See something, say something?

When you’re talking with someone, and they have a booger hanging off their nose, or something stuck in their teeth, do you say something? I think the conventional wisdom is that a true friend does in fact speak up. So let me ask you, does the same rule apply when it comes to health?

For example:

Spraying on sunscreen. In South Florida, I get frequent opportunities to soak up the sun. However, at the pool and beach, I always find fellow sunseekers coating themselves in sunscreen.

I don’t get it. Why stride out to the pool with your book and towel, if your pool prep includes blocking the sun’s nourishing rays? You’re in a sports car trying to drive around with the parking brake engaged.

If you’re worried about getting burned, limit your time in direct sun. Or put on a hat. I want to run up to these people and beg them to stop spreading a suspected carcinogen all over themselves and their children: “Ma’am, please stop intercepting the source of energy that every living thing has evolved with for over 4 billion years.” 

I can’t believe it’s called supper. My brother-in-law is a grill master. A real savant with the spatula. However, his first step when making his side dish corn-on-the-cob is to slather inflammatory industrial sludge all over them. Every time, I’m tempted to grab the tray of greasy grains and toss it over the balcony.

I wonder how many people know that margarine is nothing more than whipped seed oil. (Or, as Wikipedia calls it, “a spreadable emulsion of vegetable oil” – yuck.) These oils ought to banned for human consumption as a Group 1 carcinogen, in the same category as cigarettes or asbestos.

If you want to understand the depth of rot and corruption in Big Medicine, consider the packaging and website of one well-known margarine brand. The brand boasts that it has been “Certified as a Heart Healthy food by the American Heart Association*.” If you follow the asterisk from the headline to the bottom of the web page, it says:

*Supportive but not conclusive scientific evidence suggests that eating about 1½ tablespoons (20.5g) daily of soybean oil, which contains unsaturated fat, may reduce the risk of coronary heart disease.

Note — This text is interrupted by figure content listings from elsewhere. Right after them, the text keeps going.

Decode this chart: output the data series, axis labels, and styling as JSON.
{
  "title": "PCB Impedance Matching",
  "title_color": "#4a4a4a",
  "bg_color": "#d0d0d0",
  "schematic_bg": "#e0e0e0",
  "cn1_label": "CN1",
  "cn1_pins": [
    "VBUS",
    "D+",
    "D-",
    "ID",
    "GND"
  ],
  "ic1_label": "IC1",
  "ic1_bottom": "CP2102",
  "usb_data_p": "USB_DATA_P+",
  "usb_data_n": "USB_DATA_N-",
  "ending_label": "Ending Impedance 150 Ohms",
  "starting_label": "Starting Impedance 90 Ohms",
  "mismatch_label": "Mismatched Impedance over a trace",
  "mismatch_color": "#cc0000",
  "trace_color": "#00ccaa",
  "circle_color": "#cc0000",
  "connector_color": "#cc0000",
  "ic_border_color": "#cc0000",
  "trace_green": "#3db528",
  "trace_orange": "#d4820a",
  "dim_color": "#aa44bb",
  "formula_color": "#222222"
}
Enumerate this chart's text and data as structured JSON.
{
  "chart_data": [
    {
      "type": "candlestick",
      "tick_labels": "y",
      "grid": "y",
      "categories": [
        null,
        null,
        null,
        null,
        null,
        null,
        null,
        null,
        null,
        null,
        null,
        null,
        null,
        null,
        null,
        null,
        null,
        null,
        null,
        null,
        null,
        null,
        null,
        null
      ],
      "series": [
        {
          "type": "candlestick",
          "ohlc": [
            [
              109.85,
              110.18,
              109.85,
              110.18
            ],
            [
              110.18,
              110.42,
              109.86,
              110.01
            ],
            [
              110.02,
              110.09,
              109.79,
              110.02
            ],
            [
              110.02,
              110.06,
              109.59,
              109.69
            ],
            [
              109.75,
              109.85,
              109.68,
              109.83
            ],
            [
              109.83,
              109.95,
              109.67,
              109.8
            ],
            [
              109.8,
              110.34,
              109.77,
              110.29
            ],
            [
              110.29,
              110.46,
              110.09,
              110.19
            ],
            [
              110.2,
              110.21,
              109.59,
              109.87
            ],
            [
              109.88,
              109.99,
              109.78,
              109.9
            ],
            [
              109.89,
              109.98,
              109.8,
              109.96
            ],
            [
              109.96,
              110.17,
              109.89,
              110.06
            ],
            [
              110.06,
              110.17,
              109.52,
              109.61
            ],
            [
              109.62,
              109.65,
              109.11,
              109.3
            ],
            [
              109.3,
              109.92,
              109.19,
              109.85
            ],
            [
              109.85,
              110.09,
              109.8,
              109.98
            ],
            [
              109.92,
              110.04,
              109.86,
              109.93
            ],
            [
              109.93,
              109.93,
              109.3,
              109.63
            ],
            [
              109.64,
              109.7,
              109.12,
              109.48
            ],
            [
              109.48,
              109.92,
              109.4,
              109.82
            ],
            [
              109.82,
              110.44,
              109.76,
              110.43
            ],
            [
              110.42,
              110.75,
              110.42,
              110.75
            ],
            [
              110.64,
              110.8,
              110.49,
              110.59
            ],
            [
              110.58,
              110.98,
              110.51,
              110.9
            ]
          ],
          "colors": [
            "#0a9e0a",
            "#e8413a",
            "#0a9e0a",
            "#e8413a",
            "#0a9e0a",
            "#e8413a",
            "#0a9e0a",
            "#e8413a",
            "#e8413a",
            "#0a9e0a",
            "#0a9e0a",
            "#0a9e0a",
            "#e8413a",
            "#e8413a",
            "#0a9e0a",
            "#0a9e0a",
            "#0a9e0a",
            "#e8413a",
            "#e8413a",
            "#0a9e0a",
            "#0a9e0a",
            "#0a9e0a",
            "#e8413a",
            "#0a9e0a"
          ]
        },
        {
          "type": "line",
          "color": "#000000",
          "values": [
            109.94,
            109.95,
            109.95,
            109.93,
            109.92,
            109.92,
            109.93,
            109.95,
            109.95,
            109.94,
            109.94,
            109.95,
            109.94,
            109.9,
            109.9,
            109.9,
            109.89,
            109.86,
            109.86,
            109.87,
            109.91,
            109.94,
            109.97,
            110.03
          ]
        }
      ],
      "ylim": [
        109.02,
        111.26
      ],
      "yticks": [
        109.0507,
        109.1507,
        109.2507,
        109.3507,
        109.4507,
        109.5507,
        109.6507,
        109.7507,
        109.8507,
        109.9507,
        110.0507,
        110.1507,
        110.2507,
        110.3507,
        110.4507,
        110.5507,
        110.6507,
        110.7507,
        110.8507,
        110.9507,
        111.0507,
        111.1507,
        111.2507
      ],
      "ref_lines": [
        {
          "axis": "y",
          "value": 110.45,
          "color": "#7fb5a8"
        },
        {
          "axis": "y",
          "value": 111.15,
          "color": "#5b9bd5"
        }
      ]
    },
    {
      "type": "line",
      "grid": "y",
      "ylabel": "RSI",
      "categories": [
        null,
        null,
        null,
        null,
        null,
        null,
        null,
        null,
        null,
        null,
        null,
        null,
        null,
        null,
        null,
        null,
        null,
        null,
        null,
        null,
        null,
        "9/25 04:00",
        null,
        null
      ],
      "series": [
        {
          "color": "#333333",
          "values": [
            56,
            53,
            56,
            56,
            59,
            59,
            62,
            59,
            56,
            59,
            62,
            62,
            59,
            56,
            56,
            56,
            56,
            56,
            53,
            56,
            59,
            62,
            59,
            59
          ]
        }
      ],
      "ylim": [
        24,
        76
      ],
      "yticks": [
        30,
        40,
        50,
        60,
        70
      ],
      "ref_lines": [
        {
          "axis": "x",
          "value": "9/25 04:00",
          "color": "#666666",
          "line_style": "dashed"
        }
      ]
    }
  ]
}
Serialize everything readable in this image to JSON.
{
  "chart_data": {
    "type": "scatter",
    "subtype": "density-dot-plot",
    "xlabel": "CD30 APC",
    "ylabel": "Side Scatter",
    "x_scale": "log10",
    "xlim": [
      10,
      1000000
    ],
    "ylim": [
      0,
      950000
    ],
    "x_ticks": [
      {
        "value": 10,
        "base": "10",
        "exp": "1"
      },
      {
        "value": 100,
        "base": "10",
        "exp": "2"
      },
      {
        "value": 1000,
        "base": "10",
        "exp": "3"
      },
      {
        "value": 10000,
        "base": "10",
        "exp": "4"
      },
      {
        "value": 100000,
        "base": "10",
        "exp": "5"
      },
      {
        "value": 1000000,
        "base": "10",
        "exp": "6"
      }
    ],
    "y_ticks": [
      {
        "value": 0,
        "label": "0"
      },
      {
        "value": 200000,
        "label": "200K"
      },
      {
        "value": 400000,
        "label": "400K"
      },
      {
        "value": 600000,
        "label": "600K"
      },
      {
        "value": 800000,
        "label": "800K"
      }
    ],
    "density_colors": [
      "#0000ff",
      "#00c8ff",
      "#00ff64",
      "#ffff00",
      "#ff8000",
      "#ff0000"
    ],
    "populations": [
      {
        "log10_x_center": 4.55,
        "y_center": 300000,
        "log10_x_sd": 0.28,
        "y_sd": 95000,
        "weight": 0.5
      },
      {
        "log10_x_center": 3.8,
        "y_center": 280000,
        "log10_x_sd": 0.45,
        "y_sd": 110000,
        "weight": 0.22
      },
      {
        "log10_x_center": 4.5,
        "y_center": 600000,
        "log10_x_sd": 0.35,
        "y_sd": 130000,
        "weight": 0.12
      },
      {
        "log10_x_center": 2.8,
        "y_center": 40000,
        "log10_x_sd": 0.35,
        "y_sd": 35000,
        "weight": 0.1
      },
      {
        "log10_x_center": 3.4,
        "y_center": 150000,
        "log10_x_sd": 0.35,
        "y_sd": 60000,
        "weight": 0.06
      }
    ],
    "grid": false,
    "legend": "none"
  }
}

Pop quiz. The chemical in soybean oil that reduces the risk of heart disease is:

  1. Pixie dust
  2. Alien DNA
  3. The power of positive thinking

Mindless eating. I’m having this problem at kids’ birthday parties, but also on airplanes. Just because someone puts food (“food”) in front of you doesn’t mean you have to stuff it into your piehole. What really gets me about airplane food is not even the main dish, but the square piece of cake that adds insulin to injury. I want to grab the disposable plastic containers from the trays of everyone around me and throw them down the aisle. I refrain, however, after considering the uncomfortable conversation I’d have on the ground with some federal marshals.

In any event, my fellow travelers, feel free to leave the cake in its box. Hand it back to the flight attendants when they come around to collect the rest of the trash.